Introduction

An estimated 52 million children worldwide suffer from acute malnutrition which dramatically increases their risk of death: compared to well-nourished children, children with a weight-for-height Z-score (WHZ) 2–3 s.d. below the median die at a rate three times higher than those with a WHZ of −1 or higher.1 Equally telling, roughly half of all the projected lives saved from scaling up 10 key nutrition specific interventions would come from improved management of acute malnutrition.2

It is relatively difficult to assess acute malnutrition on a population scale since it is more time sensitive than either stunting or underweight and thus harder to track in periodic household surveys.3 Indicators of undernutrition are elevated in times of climatic shocks,4 a concern both for tracking of nutritional status and for designing appropriate programs. With a few exceptions,5 however, the evidence on the impact of weather shocks on child nutrition focuses on linear growth retardation (stunting) and thus, uses a short term, acute weather event to explain a cumulative measure of nutrition. This reflects a misunderstanding of a biological pathway for height determination, and may lead to incorrect interpretation of the impacts of weather shocks on child nutritional status.6 Although there exist protocols for screening and effective treatment for (severe) acute malnutrition, relatively little is known on how weather shocks predict increases in wasting within a population. To encourage timely and informed action, this study explores whether deviation in rainfall in a drought prone country, Ethiopia, is a sensitive indicator of future increases in wasting.

Methods

Our data came from the 2011 to 2012 and 2013 to 2014 rounds of the Ethiopia Socioeconomic Survey which were collected as a part of the Living Standards Measurement Study-Integrated Surveys on Agriculture (LSMS-ISA) project of the World Bank. The sample was drawn from a population frame that included all rural and small town areas of Ethiopia except for three zones of Afar and six zones of Somali region.7 In each household, the survey collected socioeconomic, demographic and nutrition-related information at both the household and individual levels. We focus on a subset of 2659 households with a child 6–59 months old. The household data were supplemented with monthly rainfall data for years 2011 and 2013 covering Ethiopia five arc-min spatial resolution, that is, squares of ~9.27 × 9.27 km at sea level.8 While Ethiopia has two rainy seasons, more than 90% of total grain production comes from the harvest following the long rains. Thus, we focus on that season.

The effects of rainfall shocks on child WHZ were estimated using ordinary least squares regression (using Stata 14). Child WHZ was calculated using the WHO growth standard.9 Rainfall shocks were defined for the long rainy season (June through September) by calculating cell-specific rainfall Z-scores, that is, the number of s.d. from the local 13-year rainfall mean. We also constructed a binary variable to identify those localities where rainfall was less than 90% of normal. We used ordinary least squares regression assuming the residuals to be independent and identically and normally distributed. All models adjusted for demographics (child sex and age, household size and parent’s education) and household wealth. An index of household wealth was constructed from measures of quality of housing (materials used for flooring, walls, and roof; ownership of a kitchen, number of rooms, type of drinking water and toilet and the availability of electricity) and asset ownership (functioning radio, television and so on), using Stata’s factor command for principal component factor analysis. Scores from the first factor, which explained 17% of the total variance, were used to create the wealth variable. Factor weights from the 2011 survey were applied to the 2013 survey so that the index was comparable across surveys. Models adjusted for household poverty by using binary indicators of the quartiles of the constructed wealth index. Standard errors were adjusted using Huber Sandwich estimators of variance.

Results and discussion

Around 11% of the children were wasted which is defined as a serious public health problem by the WHO. Rainfall-related shocks were common, affecting ~18% of the observations (Table 1). Despite the ample variation in rainfall both spatially and temporally, we found no association between the rainfall shock variables and child WHZ either for children under 24 months (Table 2) or for children 24–59 months (Supplementary Table).
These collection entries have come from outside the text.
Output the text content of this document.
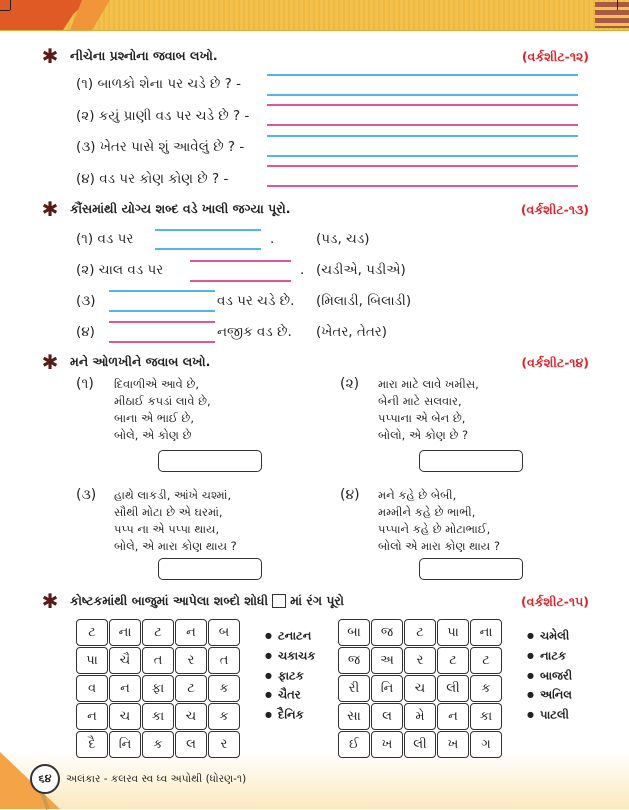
✱ નીચેના પ્રશ્નોના જવાબ લખો.	(વર્કશીટ-૧૨)
(૧) બાળકો શેના પર ચડે છે ? -
(૨) કયું પ્રાણી વડ પર ચડે છે ? -
(૩) ખેતર પાસે શું આવેલું છે ? -
(૪) વડ પર કોણ કોણ છે ? -
✱ કૌંસમાંથી યોગ્ય શબ્દ વડે ખાલી જગ્યા પૂરો.	(વર્કશીટ-૧૩)
(૧) વડ પર	.	(પડ, ચડ)
(૨) ચાલ વડ પર	. (ચડીએ, પડીએ)
(૩)	વડ પર ચડે છે. (મિલાડી, બિલાડી)
(૪)	નજીક વડ છે. (ખેતર, તેતર)
✱ મને ઓળખીને જવાબ લખો.	(વર્કશીટ-૧૪)
(૧) દિવાળીએ આવે છે,
મીઠાઈ કપડાં લાવે છે,
બાના એ ભાઈ છે,
બોલે, એ કોણ છે
(૨) મારા માટે લાવે ખમીસ,
બેની માટે સલવાર,
પપ્પાના એ બેન છે,
બોલો, એ કોણ છે ?
(૩) હાથે લાકડી, આંખે ચશ્માં,
સૌથી મોટા છે એ ઘરમાં,
પપ્પ ના એ પપ્પા થાય,
બોલે, એ મારા કોણ થાય ?
(૪) મને કહે છે બેબી,
મમ્મીને કહે છે ભાભી,
પપ્પાને કહે છે મોટાભાઈ,
બોલો એ મારા કોણ થાય ?
✱ કોષ્ટકમાંથી બાજુમાં આપેલા શબ્દો શોધી માં રંગ પૂરો	(વર્કશીટ-૧૫)
ટ	ના	ટ	ન	બ
પા	ચૈ	ત	ર	ત
વ	ન	ફા	ટ	ક
ન	ચ	કા	ચ	ક
દૈ	નિ	ક	લ	ર
● ટનાટન
● ચકાચક
● ફાટક
● ચૈતર
● દૈનિક
બા	જ	ટ	પા	ના
જ	અ	ર	ટ	ટ
રી	નિ	ચ	લી	ક
સા	લ	મે	ન	કા
ઈ	ખ	લી	ખ	ગ
● ચમેલી
● નાટક
● બાજરી
● અનિલ
● પાટલી
૬૪	અલંકાર - કલરવ સ્વ ધ્વ અપોથી (ધોરણ-૧)
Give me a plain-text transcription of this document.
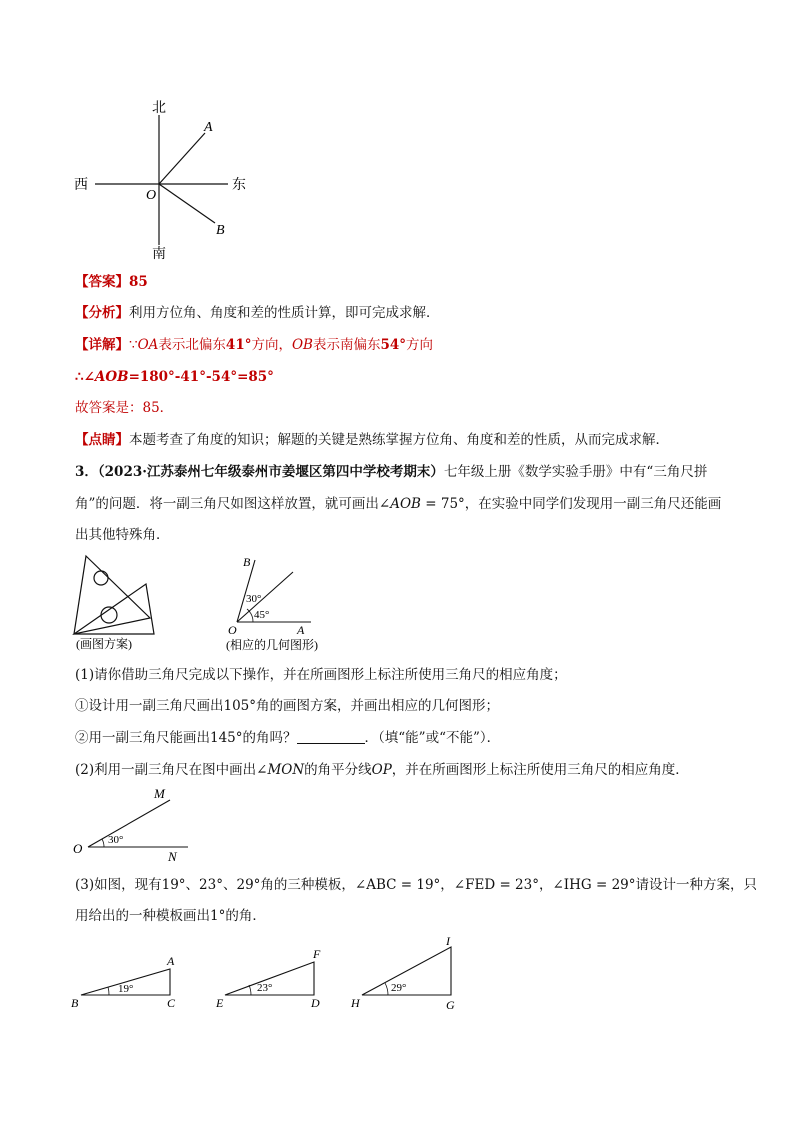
北
南
西	东
O
A
B
【答案】85
【分析】利用方位角、角度和差的性质计算，即可完成求解．
【详解】∵OA表示北偏东41°方向，OB表示南偏东54°方向
∴∠AOB=180°-41°-54°=85°
故答案是：85．
【点睛】本题考查了角度的知识；解题的关键是熟练掌握方位角、角度和差的性质，从而完成求解．
3．（2023·江苏泰州七年级泰州市姜堰区第四中学校考期末）七年级上册《数学实验手册》中有“三角尺拼
角”的问题．将一副三角尺如图这样放置，就可画出∠AOB = 75°，在实验中同学们发现用一副三角尺还能画
出其他特殊角．
(画图方案)
B
30°
45°
O	A
(相应的几何图形)
(1)请你借助三角尺完成以下操作，并在所画图形上标注所使用三角尺的相应角度；
①设计用一副三角尺画出105°角的画图方案，并画出相应的几何图形；
②用一副三角尺能画出145°的角吗？	．（填“能”或“不能”）．
(2)利用一副三角尺在图中画出∠MON的角平分线OP，并在所画图形上标注所使用三角尺的相应角度．
M
30°
O
N
(3)如图，现有19°、23°、29°角的三种模板，∠ABC = 19°，∠FED = 23°，∠IHG = 29°请设计一种方案，只
用给出的一种模板画出1°的角．
19°
B	C
A
23°
E	D
F
29°
H	G
I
Given that wasting was associated with wealth (P<0.05 in younger and P<0.1 in older children) and maternal education (P<0.05 in older children) suggests that the issue is not driven by insufficient power.

Table 1 Characteristics of the study samplea
Table 2 Association of individual, household and rainfall characteristics with child weight-for-height Z-scores (children 6–23 months)a

Although a recent systematic review indicated that 12 of 15 studies found an association of weather events and stunting,10 this current study provides nuance in regards to timing. While both surveys were conducted within 4 months of the harvest—perhaps a partial explanation for absence of a significant association—the point estimates of the month dummies (a proxy for time since harvest) decline as time increase, although these coefficients are not significant as determinants of child WHZ.

We make no claims on the external validity of this result and doubt that it challenges the general concern about climate change and weather shocks on child malnutrition. Adverse weather affects both farm incomes and consumer prices and thus would have longer term impact on nutrition among low income households through such price shocks. However, the results do indicate that monitoring rainfall does not provide a practical early warning to use for scaling up financing and management of preventative measures without additional information to increase precision.